The State Security Chamber of the Federal Supreme Court rejected Mansoor’s appeal along with dozens of others for those convicted in the country’s second largest unfair mass trial. On July 10, 2024, the Abu Dhabi Federal Appeals Court convicted 53 defendants and sentenced them to terms ranging from 10 years to life in prison.
“This latest decision shows how the UAE continues to target a man who courageously stood up to his abusive government even when very few would dare,” said Joey Shea, United Arab Emirates researcher at Human Rights Watch. “The UAE should be celebrating Mansoor’s contributions, not sentencing him in yet another sham trial.”
The court dismissed Mansoor’s appeal of his July 2024 sentence on procedural grounds, said the Emirates Detainees Advocacy Center, a human rights organization supporting imprisoned human rights defenders in the United Arab Emirates (UAE). In July 2024, the Abu Dhabi Federal Appeals Court sentenced Mansoor to 15 years in prison. In a statement released in January 2024, Emirati authorities accused the 84 defendants of establishing and managing a clandestine terrorist organization in the UAE known as the “Justice and Dignity Committee.” The charges appear to come from the UAE’s abusive 2014 counterterrorism law, which sets out punishments of up to life in prison and even death for anyone who sets up, organizes, or runs such an organization.
Mansoor is one of the UAE’s most prominent human rights defenders. He received the prestigious Martin Ennals Award for Human Rights Defenders in 2015 and is a member of the Human Rights Watch Middle East and North Africa Advisory Committee.
He has been arbitrarily imprisoned in an isolation cell since security forces raided his home just before midnight on March 20, 2017. In May 2018, the Abu Dhabi Court of Appeals’ State Security Chamber sentenced Mansoor to 10 years in prison on charges of “spreading false news” to “harm the reputation of the state,” entirely related to his human rights activities. The court also fined him 1,000,000 Emirati dirhams (around US$272,000). Mansoor was the last Emirati human rights defender still working openly in the UAE at that time.
In December 2018, the UAE’s Federal Supreme Court, the court of last resort, upheld his sentence, quashing his final chance at early release.

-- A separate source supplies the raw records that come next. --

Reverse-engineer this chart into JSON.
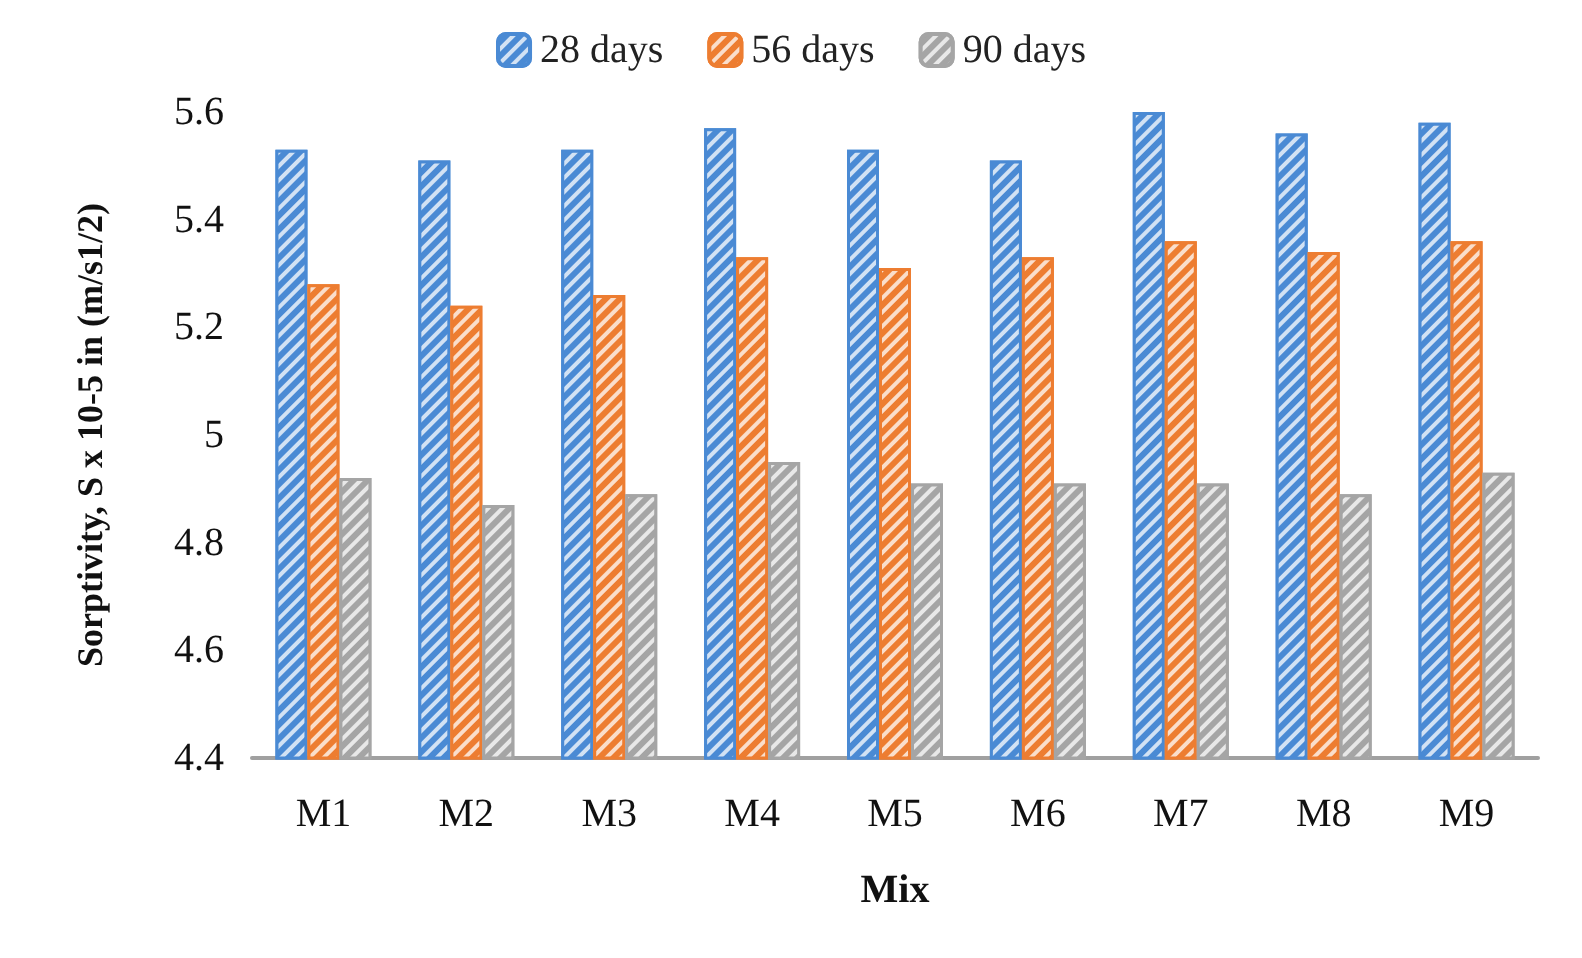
{
  "chart_data": {
    "type": "bar",
    "xlabel": "Mix",
    "ylabel": "Sorptivity, S x 10-5 in (m/s1/2)",
    "categories": [
      "M1",
      "M2",
      "M3",
      "M4",
      "M5",
      "M6",
      "M7",
      "M8",
      "M9"
    ],
    "series": [
      {
        "name": "28 days",
        "color": "#4a8ad4",
        "values": [
          5.53,
          5.51,
          5.53,
          5.57,
          5.53,
          5.51,
          5.6,
          5.56,
          5.58
        ]
      },
      {
        "name": "56 days",
        "color": "#ed7d31",
        "values": [
          5.28,
          5.24,
          5.26,
          5.33,
          5.31,
          5.33,
          5.36,
          5.34,
          5.36
        ]
      },
      {
        "name": "90 days",
        "color": "#a5a5a5",
        "values": [
          4.92,
          4.87,
          4.89,
          4.95,
          4.91,
          4.91,
          4.91,
          4.89,
          4.93
        ]
      }
    ],
    "ylim": [
      4.4,
      5.6
    ],
    "yticks": [
      4.4,
      4.6,
      4.8,
      5,
      5.2,
      5.4,
      5.6
    ],
    "grid": false,
    "legend": "top"
  }
}
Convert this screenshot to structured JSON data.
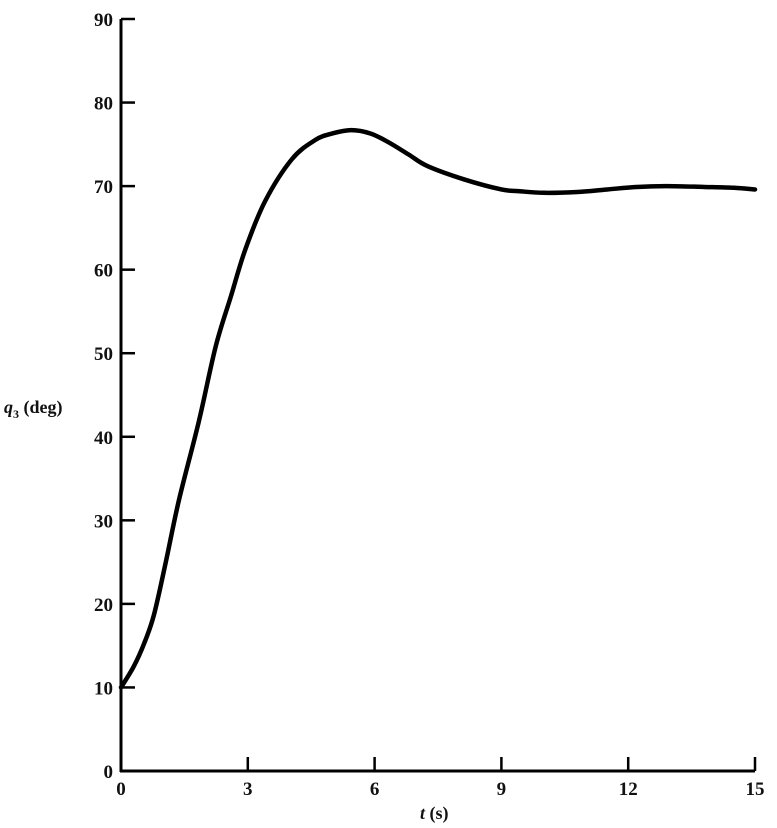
{
  "chart_data": {
    "type": "line",
    "title": "",
    "xlabel": "t (s)",
    "xlabel_var": "t",
    "xlabel_unit": " (s)",
    "ylabel": "q3 (deg)",
    "ylabel_var": "q",
    "ylabel_sub": "3",
    "ylabel_unit": " (deg)",
    "xlim": [
      0,
      15
    ],
    "ylim": [
      0,
      90
    ],
    "xticks": [
      0,
      3,
      6,
      9,
      12,
      15
    ],
    "yticks": [
      0,
      10,
      20,
      30,
      40,
      50,
      60,
      70,
      80,
      90
    ],
    "grid": false,
    "line_color": "#000000",
    "series": [
      {
        "x": [
          0,
          0.3,
          0.55,
          0.78,
          1.06,
          1.37,
          1.84,
          2.24,
          2.6,
          2.94,
          3.41,
          4.04,
          4.59,
          5.0,
          5.45,
          5.9,
          6.31,
          6.8,
          7.25,
          8.12,
          9.0,
          9.4,
          10.0,
          10.8,
          11.5,
          12.2,
          12.9,
          13.8,
          14.5,
          15
        ],
        "y": [
          10,
          12.5,
          15.3,
          18.7,
          25,
          32.4,
          41.8,
          50.8,
          56.8,
          62.4,
          68.2,
          73.2,
          75.5,
          76.3,
          76.7,
          76.3,
          75.3,
          73.8,
          72.4,
          70.8,
          69.6,
          69.4,
          69.2,
          69.3,
          69.6,
          69.9,
          70.0,
          69.9,
          69.8,
          69.6
        ]
      }
    ]
  }
}
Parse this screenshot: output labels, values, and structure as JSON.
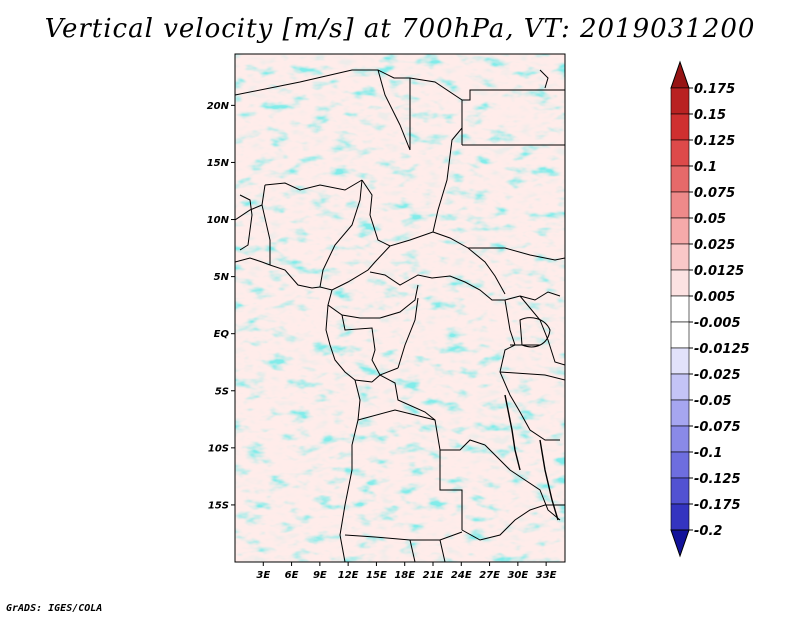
{
  "title": "Vertical velocity [m/s] at 700hPa, VT: 2019031200",
  "credit": "GrADS: IGES/COLA",
  "map": {
    "lon_range": [
      0,
      35
    ],
    "lat_range": [
      -20,
      24.5
    ],
    "lat_ticks": [
      {
        "label": "20N",
        "value": 20
      },
      {
        "label": "15N",
        "value": 15
      },
      {
        "label": "10N",
        "value": 10
      },
      {
        "label": "5N",
        "value": 5
      },
      {
        "label": "EQ",
        "value": 0
      },
      {
        "label": "5S",
        "value": -5
      },
      {
        "label": "10S",
        "value": -10
      },
      {
        "label": "15S",
        "value": -15
      }
    ],
    "lon_ticks": [
      {
        "label": "3E",
        "value": 3
      },
      {
        "label": "6E",
        "value": 6
      },
      {
        "label": "9E",
        "value": 9
      },
      {
        "label": "12E",
        "value": 12
      },
      {
        "label": "15E",
        "value": 15
      },
      {
        "label": "18E",
        "value": 18
      },
      {
        "label": "21E",
        "value": 21
      },
      {
        "label": "24E",
        "value": 24
      },
      {
        "label": "27E",
        "value": 27
      },
      {
        "label": "30E",
        "value": 30
      },
      {
        "label": "33E",
        "value": 33
      }
    ]
  },
  "colorbar": {
    "levels": [
      {
        "label": "0.175",
        "color": "#a01818"
      },
      {
        "label": "0.15",
        "color": "#b92222"
      },
      {
        "label": "0.125",
        "color": "#cf3030"
      },
      {
        "label": "0.1",
        "color": "#dd4a4a"
      },
      {
        "label": "0.075",
        "color": "#e66a6a"
      },
      {
        "label": "0.05",
        "color": "#ee8a8a"
      },
      {
        "label": "0.025",
        "color": "#f5aaaa"
      },
      {
        "label": "0.0125",
        "color": "#f9c8c8"
      },
      {
        "label": "0.005",
        "color": "#fce2e2"
      },
      {
        "label": "-0.005",
        "color": "#ffffff"
      },
      {
        "label": "-0.0125",
        "color": "#e2e2fb"
      },
      {
        "label": "-0.025",
        "color": "#c4c4f6"
      },
      {
        "label": "-0.05",
        "color": "#a6a6f0"
      },
      {
        "label": "-0.075",
        "color": "#8a8ae8"
      },
      {
        "label": "-0.1",
        "color": "#6e6edf"
      },
      {
        "label": "-0.125",
        "color": "#5252d2"
      },
      {
        "label": "-0.175",
        "color": "#3434c0"
      },
      {
        "label": "-0.2",
        "color": "#1c1ca8"
      }
    ],
    "top_color": "#961414",
    "bottom_color": "#12129a"
  }
}
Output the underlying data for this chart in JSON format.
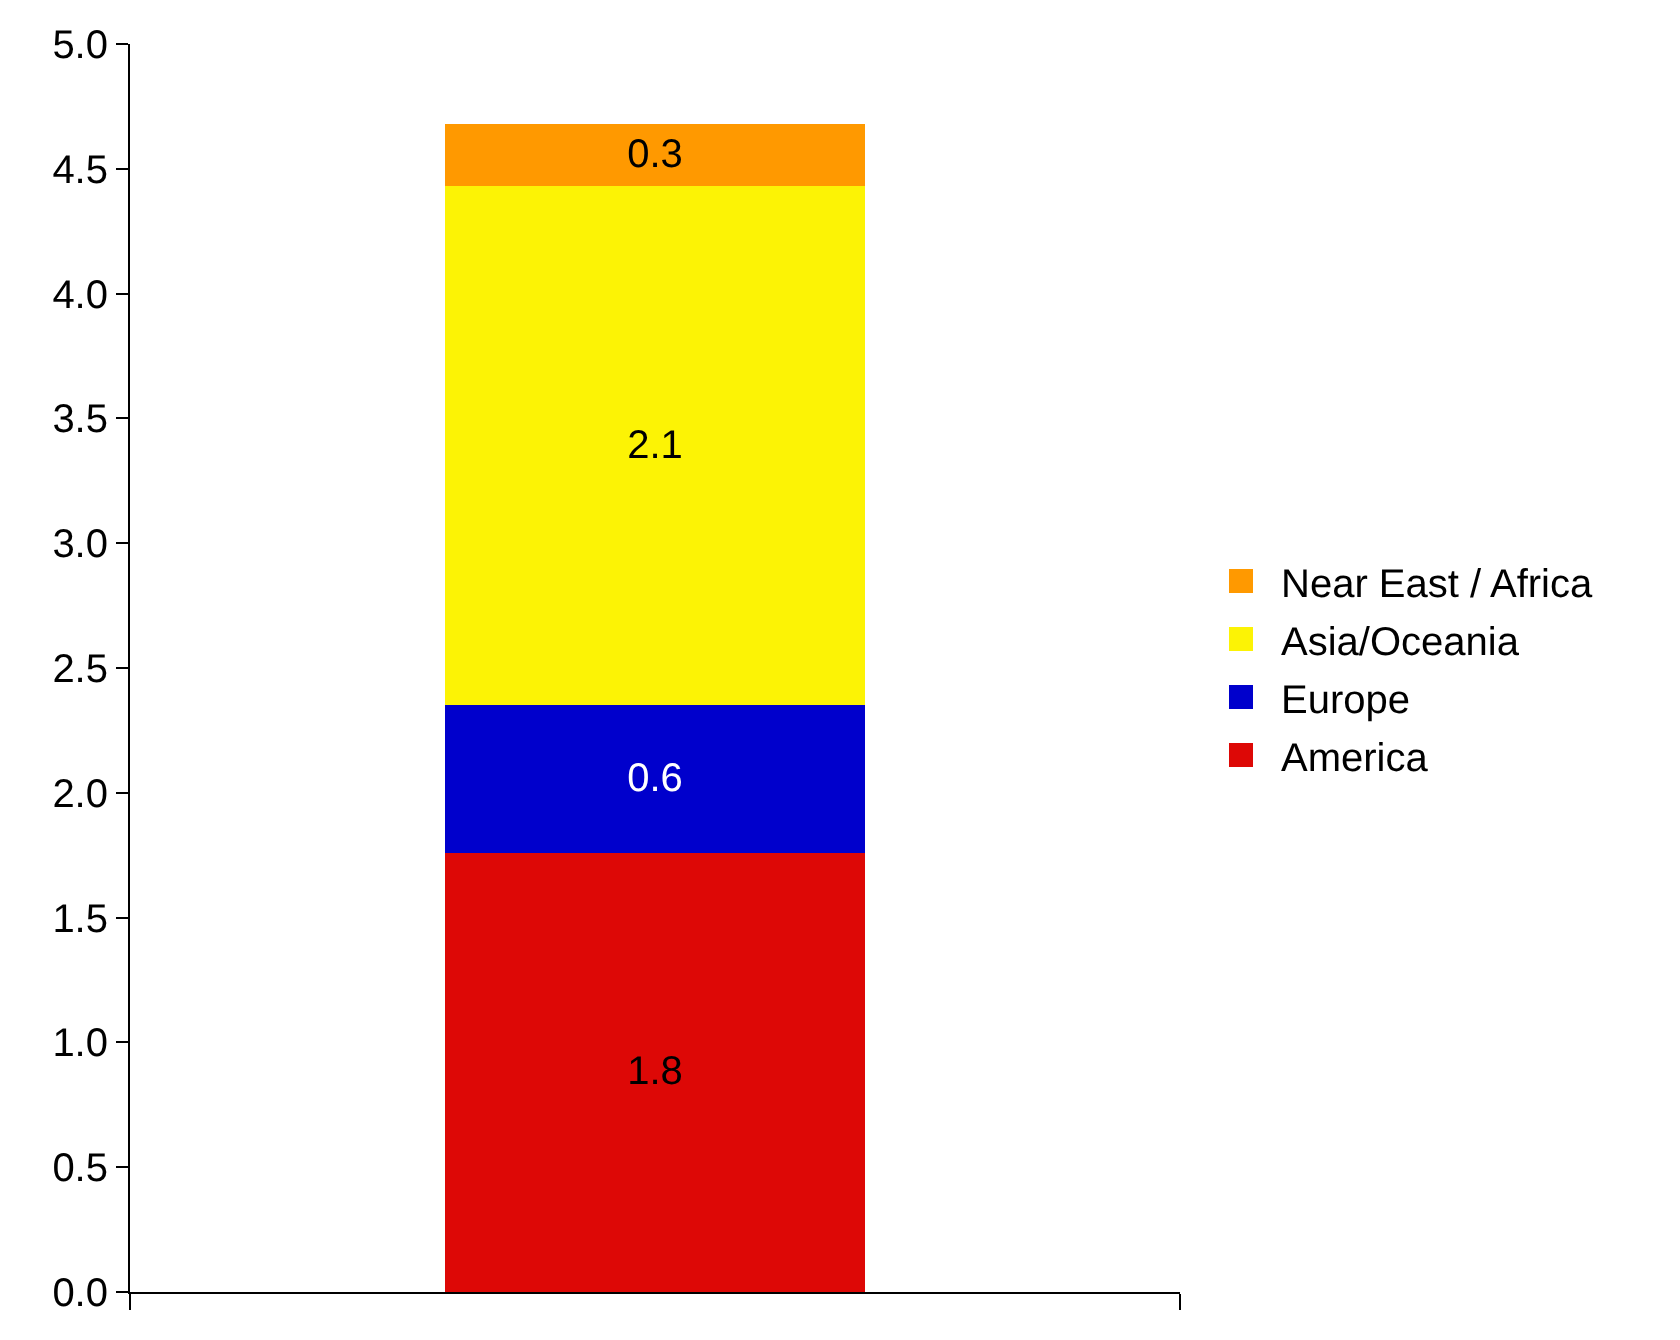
{
  "chart_data": {
    "type": "bar",
    "stacked": true,
    "categories": [
      null
    ],
    "series": [
      {
        "name": "America",
        "color": "#dd0806",
        "values": [
          1.76
        ],
        "value_labels": [
          "1.8"
        ]
      },
      {
        "name": "Europe",
        "color": "#0000cc",
        "values": [
          0.59
        ],
        "value_labels": [
          "0.6"
        ]
      },
      {
        "name": "Asia/Oceania",
        "color": "#fcf305",
        "values": [
          2.08
        ],
        "value_labels": [
          "2.1"
        ]
      },
      {
        "name": "Near East / Africa",
        "color": "#ff9900",
        "values": [
          0.25
        ],
        "value_labels": [
          "0.3"
        ]
      }
    ],
    "ylim": [
      0,
      5
    ],
    "yticks": [
      {
        "value": 0,
        "label": "0.0"
      },
      {
        "value": 0.5,
        "label": "0.5"
      },
      {
        "value": 1,
        "label": "1.0"
      },
      {
        "value": 1.5,
        "label": "1.5"
      },
      {
        "value": 2,
        "label": "2.0"
      },
      {
        "value": 2.5,
        "label": "2.5"
      },
      {
        "value": 3,
        "label": "3.0"
      },
      {
        "value": 3.5,
        "label": "3.5"
      },
      {
        "value": 4,
        "label": "4.0"
      },
      {
        "value": 4.5,
        "label": "4.5"
      },
      {
        "value": 5,
        "label": "5.0"
      }
    ],
    "tick_labels": "y",
    "legend": "right"
  }
}
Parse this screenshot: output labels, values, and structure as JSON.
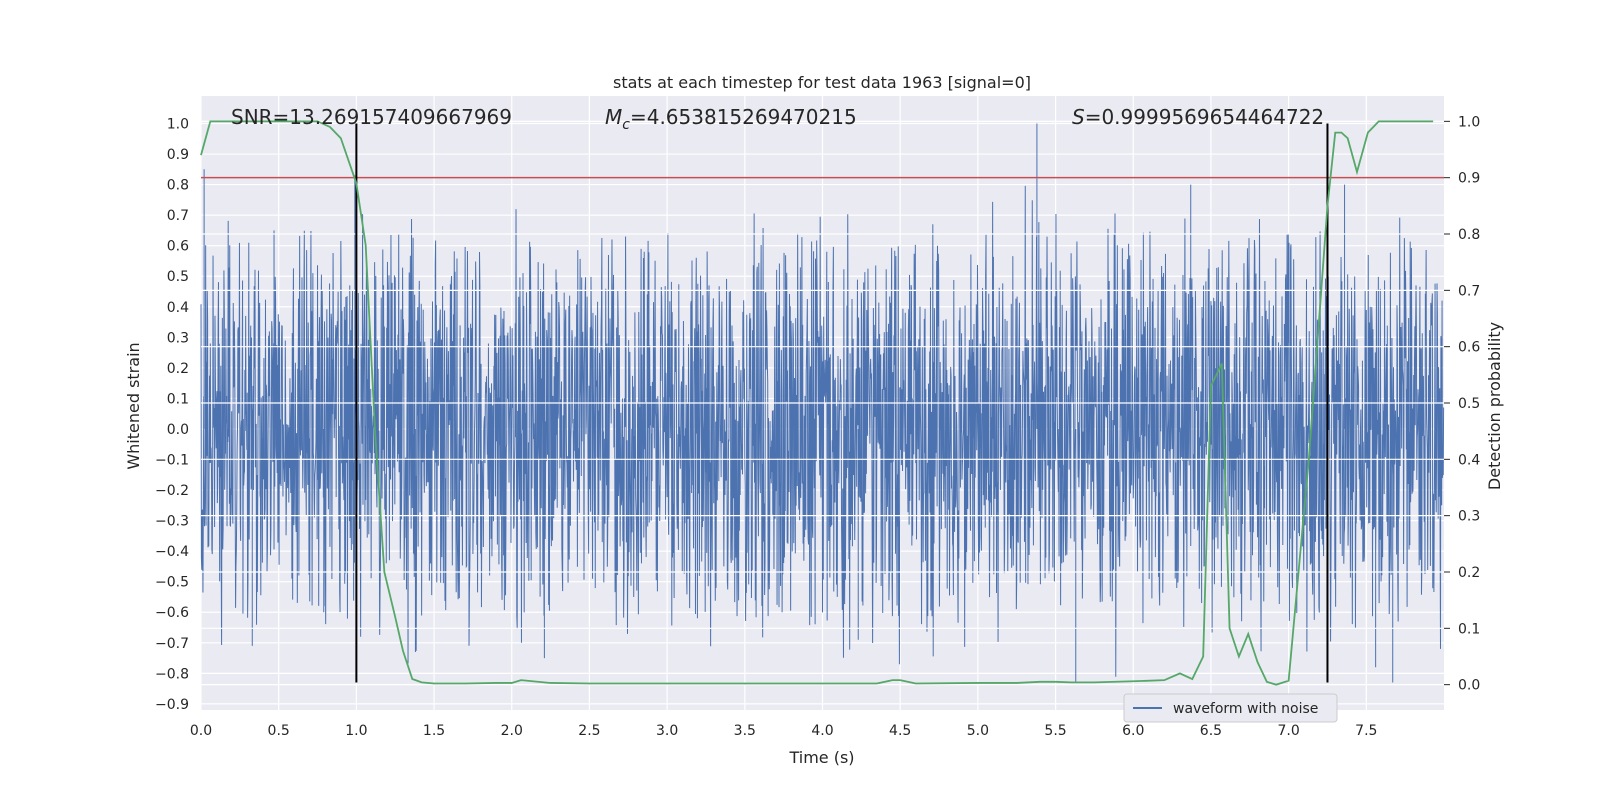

All charges on which he was convicted were based solely on his human rights advocacy, including using email and WhatsApp to communicate with Human Rights Watch, Amnesty International, and other human rights organizations.
He was still serving that sentence when he was sentenced again in July 2024. Both trials were closed, and the authorities have refused all requests to make public the charge sheet and court rulings.
The decision to uphold the July 2024 verdict is just the latest salvo in the UAE’s vicious campaign against Mansoor. He has faced repeated intimidation, harassment, and death threats from the UAE authorities and their supporters, including a sophisticated spyware attack by the Emirati government.
Over the past eight years, the United Nations and independent rights groups have documented that the UAE government has held Mansoor in solitary confinement without access to reading materials, television, or radio. Since December 2017, he has been denied eyeglasses, most personal hygiene items, and, until recently, a bed or a mattress in his cell.
These measures violate the prohibition against torture and other cruel, inhuman, or degrading treatment or punishment. UAE authorities deny that they have subjected Mansoor to such treatment, while refusing to allow independent observers to visit him.
“Upholding Ahmed Mansoor’s sentence from the latest sham trial is a blatant attempt by the Emirati government to undermine justice for its most celebrated human rights defender,” Shea said.